Vang Vieng und Vientiane, 19. und 20. Februar 2017

Heute mache ich mich zu Fuß auf den Weg, in Eigenregie. Es gibt eine von den größeren Höhlen, die ganz bequem zu Fuß zu erreichen ist. Es ist die Tam Chang Höhle. Ungefähr 200 Meter hoch über dem Fluß gelegen.

Heute ist Sonntag und es ist ganz schön voll. Allzu viele ausländische Touristen gibt es hier nicht, dafür sind sehr viele Einheimische unterwegs.
Die Laoten sind nicht ganz so offen Fremden gegenüber, wie die Vietnamesen es waren. Zurückhaltend, vielleicht auch aus Unsicherheit den Fremden gegenüber.
Aber es gibt sie auch hier, die asiatische Herzlichkeit. Man bekommt doch schon ein Lächeln geschenkt, wenn man sich selber respektvoll benimmt. Freundlich grüßt, selber lächelt und sich eben höflich benimmt. Und hier und da gibt es auch ein „Hello“ oder andere englische Begrüßungsfloskeln und ein „Welcome in Laos“ habe ich auch schon gehört.
Am ungehemmtesten sind natürlich die kleinen Kinder, manchmal winken sie einem zu und rufen ihr „Sabai dii“. Das heißt „Guten Tag“. Allerdings passiert einem das nur in touristisch etwas abgelegenen Gebieten. Wer will denn schon den ganzen Tag „Guten Tag“ rufen müssen, bei so vielen Touris.

Laufe noch etwas durch die Stadt. Kaufe mir eine wasserdichte Hülle für mein Handy. Die hatte ich gestern vermisst. Kostet nur 1 Euro.
Den Rest des Tages vebringe ich in dieser Hängematte, wie auf dem Foto, mit Blick auf den Nam Xong.
Ein Bier dazu, hat aber bei dieser Hitze doppelte Wirkung. Gucke den Leuten beim Gucken von Leuten, beim Kajakfahren und Baden zu. Döse vor mich hin und schlafe schließlich ein.

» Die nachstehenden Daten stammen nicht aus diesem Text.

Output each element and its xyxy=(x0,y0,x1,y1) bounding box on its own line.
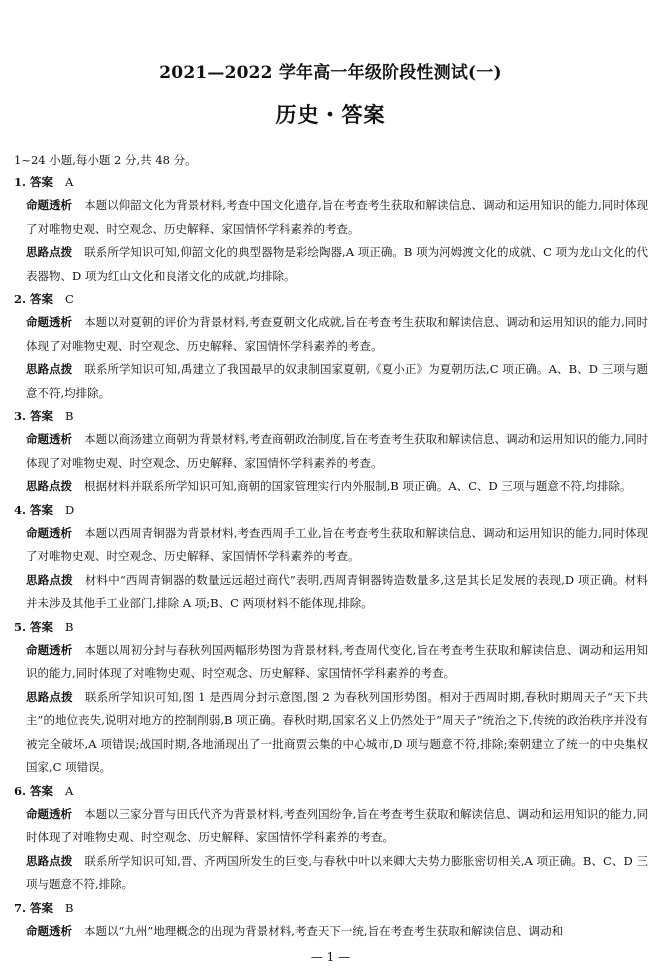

Nach dem Aufwachen denke ich so nach und nach und kreuz und quer.
Irgendetwas ist mit mir passiert. Gestern, als ich mich mit den Österreichern unterhalten hatte, habe ich schon bemerkt, dass ich viel ruhiger, gedämpfter und langsamer spreche.
Das war früher nicht so. Auch meine Toleranz gegenüber allen Wechselfällen des Lebens ist größer geworden. Der Bus fährt um acht. Niemals! Sicher wird es mindestens halb 10. Egal. Bus kommt an, wenn er da ist.
Hat dieser Tuk-Tuk-Fahrer jetzt zu viel von mir verlangt oder nicht? Phhh, so viel war’s ja auch nicht.
Ich glaube ich bin schon absolut tiefenentspannt, seit ich mich hier im gemütlichem, langsamem Takt dieses Entschleunigungslandes bewege. 🙂

Am Montag, dem 20., steige ich morgens in den Bus nach Vientiane.
Die Fahrt ist diesmal nicht ganz so kurvig. Gut klimatisiert und vor allem schnell. Nach 3 Stunden bin ich schon in Vientiane.